From my own past experience as a caregiver, I compare cancer to having a controlling, cantankerous old aunt move into the house. She disrupts all your routines and plans, demanding your attention constantly. She bullies you. Every time you wake she whacks you. Cancer. It’s a shaking-up, a re-thinking of everything you thought you knew and could depend on. It’s a whole new relationship. It is not a fight. The worst of it — the recovering from surgeries, reactions to treatments, and the times you just want to be knocked unconscious — I call the Wilds of Cancer. That’s when the old aunt goes on a rampage, callously gutting you of kidneys and lungs, tearing your world apart. She whips you. She invades your dreams and re-colors every waking moment. She keeps you humble, keeps you ever on the lookout for a respite, and then gets you dreading her return. But she does quiet down here and there, and that is when you can hear your own breath again, feel your heart still beating. That is when you find your whole world is amazingly rich. Even robbed of your energy and well-being, life appears to be beautiful.

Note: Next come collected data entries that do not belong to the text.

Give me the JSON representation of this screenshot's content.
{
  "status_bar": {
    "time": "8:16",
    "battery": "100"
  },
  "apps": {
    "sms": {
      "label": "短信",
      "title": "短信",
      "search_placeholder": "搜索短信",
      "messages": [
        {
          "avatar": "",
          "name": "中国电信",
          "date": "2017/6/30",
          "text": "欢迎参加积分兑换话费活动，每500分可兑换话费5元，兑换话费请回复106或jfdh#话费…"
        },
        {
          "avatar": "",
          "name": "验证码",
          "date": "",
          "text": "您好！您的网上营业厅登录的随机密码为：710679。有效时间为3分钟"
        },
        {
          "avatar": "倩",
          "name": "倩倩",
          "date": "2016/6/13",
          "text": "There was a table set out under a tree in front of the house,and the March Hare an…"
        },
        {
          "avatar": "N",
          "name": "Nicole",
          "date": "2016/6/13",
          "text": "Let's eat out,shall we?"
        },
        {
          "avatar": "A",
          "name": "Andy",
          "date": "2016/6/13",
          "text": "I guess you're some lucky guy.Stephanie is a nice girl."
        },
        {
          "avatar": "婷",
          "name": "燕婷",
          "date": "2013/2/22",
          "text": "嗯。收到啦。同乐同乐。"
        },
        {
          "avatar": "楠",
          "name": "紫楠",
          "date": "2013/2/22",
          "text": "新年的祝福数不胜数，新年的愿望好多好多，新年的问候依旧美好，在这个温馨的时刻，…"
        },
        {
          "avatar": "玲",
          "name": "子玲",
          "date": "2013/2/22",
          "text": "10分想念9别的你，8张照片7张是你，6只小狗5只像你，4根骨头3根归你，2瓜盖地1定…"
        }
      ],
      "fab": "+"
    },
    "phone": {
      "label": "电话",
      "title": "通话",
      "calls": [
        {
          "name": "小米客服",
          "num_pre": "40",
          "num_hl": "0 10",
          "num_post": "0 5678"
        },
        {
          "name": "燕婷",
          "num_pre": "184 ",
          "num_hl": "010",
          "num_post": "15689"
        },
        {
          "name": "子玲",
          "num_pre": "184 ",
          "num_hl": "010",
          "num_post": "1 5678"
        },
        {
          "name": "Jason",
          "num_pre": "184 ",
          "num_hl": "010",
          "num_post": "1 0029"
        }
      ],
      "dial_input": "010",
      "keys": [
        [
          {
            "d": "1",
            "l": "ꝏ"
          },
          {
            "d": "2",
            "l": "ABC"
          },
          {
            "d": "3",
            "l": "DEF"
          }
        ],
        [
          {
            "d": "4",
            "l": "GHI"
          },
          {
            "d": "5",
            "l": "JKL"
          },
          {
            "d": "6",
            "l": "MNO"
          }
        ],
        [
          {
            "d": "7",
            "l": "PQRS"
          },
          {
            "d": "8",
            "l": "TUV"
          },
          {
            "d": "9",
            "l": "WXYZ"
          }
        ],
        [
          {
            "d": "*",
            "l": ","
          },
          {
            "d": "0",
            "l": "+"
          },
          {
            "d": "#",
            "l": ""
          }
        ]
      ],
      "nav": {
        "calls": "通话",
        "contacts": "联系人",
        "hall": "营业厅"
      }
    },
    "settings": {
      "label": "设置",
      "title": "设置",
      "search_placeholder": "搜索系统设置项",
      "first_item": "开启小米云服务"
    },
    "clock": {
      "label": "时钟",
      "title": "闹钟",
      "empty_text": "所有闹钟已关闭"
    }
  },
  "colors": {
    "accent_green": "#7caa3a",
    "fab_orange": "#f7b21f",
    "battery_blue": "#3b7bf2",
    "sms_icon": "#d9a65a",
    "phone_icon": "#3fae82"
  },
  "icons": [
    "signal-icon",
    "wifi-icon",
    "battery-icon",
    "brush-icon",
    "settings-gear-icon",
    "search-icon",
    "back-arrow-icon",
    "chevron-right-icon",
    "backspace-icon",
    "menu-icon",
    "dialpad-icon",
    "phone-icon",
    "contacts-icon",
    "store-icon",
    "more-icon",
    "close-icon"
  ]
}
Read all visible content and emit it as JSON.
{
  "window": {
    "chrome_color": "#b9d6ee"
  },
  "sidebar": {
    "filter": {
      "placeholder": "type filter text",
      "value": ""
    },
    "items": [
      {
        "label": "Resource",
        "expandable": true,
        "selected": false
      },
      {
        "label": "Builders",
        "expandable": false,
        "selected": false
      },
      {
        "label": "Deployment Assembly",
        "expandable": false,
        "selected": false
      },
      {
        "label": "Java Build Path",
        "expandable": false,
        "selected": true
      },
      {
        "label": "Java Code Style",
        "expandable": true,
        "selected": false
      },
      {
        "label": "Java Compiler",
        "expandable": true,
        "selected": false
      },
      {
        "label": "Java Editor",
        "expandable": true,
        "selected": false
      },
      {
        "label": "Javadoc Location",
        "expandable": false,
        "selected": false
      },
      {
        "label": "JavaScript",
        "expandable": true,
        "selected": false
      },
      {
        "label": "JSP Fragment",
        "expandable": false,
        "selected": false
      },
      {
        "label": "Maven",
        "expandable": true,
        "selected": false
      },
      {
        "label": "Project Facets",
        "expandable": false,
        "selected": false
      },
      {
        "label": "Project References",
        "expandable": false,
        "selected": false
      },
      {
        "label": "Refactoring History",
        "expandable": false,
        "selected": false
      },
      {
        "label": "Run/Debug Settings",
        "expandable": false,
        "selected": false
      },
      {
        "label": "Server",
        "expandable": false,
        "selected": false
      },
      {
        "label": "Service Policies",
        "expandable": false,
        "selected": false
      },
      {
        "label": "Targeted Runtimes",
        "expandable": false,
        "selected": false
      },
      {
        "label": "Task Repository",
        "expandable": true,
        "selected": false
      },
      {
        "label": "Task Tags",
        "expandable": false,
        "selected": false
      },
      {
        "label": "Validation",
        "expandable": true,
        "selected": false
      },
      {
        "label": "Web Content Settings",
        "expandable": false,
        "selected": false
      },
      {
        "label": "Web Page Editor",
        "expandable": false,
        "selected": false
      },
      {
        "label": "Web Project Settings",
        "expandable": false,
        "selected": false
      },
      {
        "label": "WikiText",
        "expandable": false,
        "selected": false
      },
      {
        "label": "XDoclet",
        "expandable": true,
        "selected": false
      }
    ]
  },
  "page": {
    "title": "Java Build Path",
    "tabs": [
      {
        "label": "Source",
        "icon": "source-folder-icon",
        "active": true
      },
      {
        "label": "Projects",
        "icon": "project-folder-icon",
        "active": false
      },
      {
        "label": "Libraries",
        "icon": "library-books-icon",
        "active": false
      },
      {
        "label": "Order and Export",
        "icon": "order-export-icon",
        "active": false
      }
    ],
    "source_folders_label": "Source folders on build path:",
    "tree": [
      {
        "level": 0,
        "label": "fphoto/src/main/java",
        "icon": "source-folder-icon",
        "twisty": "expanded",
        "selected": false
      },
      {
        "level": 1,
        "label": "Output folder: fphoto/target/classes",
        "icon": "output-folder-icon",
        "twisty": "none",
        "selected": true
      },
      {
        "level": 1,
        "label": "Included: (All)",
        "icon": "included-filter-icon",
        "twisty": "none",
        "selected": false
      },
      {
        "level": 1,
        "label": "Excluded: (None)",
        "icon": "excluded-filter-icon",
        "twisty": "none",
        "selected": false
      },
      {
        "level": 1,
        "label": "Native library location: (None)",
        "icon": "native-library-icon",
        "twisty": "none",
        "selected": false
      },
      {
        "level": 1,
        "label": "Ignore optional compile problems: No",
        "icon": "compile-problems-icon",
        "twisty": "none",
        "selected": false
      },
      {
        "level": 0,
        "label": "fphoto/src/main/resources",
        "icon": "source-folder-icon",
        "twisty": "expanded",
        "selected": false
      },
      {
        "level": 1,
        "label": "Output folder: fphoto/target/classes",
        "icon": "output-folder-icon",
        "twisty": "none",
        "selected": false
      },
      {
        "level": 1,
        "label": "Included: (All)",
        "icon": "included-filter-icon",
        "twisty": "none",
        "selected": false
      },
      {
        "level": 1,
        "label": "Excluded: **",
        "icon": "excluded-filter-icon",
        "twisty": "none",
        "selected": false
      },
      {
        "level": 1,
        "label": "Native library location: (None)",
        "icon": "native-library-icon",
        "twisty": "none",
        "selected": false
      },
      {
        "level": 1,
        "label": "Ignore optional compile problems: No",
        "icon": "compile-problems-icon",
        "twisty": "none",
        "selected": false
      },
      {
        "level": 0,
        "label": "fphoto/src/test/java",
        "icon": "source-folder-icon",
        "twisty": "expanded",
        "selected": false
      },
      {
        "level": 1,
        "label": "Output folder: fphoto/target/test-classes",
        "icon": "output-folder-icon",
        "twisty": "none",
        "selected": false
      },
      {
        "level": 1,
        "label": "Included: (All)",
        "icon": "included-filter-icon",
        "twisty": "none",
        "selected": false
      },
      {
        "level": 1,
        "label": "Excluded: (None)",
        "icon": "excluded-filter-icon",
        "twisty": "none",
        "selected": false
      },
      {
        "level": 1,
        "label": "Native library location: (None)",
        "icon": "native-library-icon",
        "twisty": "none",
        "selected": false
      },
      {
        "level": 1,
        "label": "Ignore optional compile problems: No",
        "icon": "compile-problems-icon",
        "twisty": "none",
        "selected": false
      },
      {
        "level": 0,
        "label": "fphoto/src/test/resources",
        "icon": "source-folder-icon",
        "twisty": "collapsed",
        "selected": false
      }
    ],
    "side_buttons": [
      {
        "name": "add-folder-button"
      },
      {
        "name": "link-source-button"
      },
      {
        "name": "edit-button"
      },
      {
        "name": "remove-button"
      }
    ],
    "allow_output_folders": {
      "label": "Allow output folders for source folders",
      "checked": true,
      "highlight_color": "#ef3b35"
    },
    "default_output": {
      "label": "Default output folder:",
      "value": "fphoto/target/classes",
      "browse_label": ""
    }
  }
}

I hope you find ways to make peace with cancer. Don’t take her aggressive advances too personally. So many people are living with cancer. Maybe the “cheering up” is in knowing you are not alone. And in learning you can do this — you can do a slow-dance with cancer. Each new morning is a gift. And she may just loosen her grip and ditch you one day, leaving you wiser and more grateful and more respectful of everything in the universe.

I hereby add my best cheer and encouragement to your community of support.

 

What do you say to a newly diagnosed cancer patient? What can you do to ‘cheer’ them up?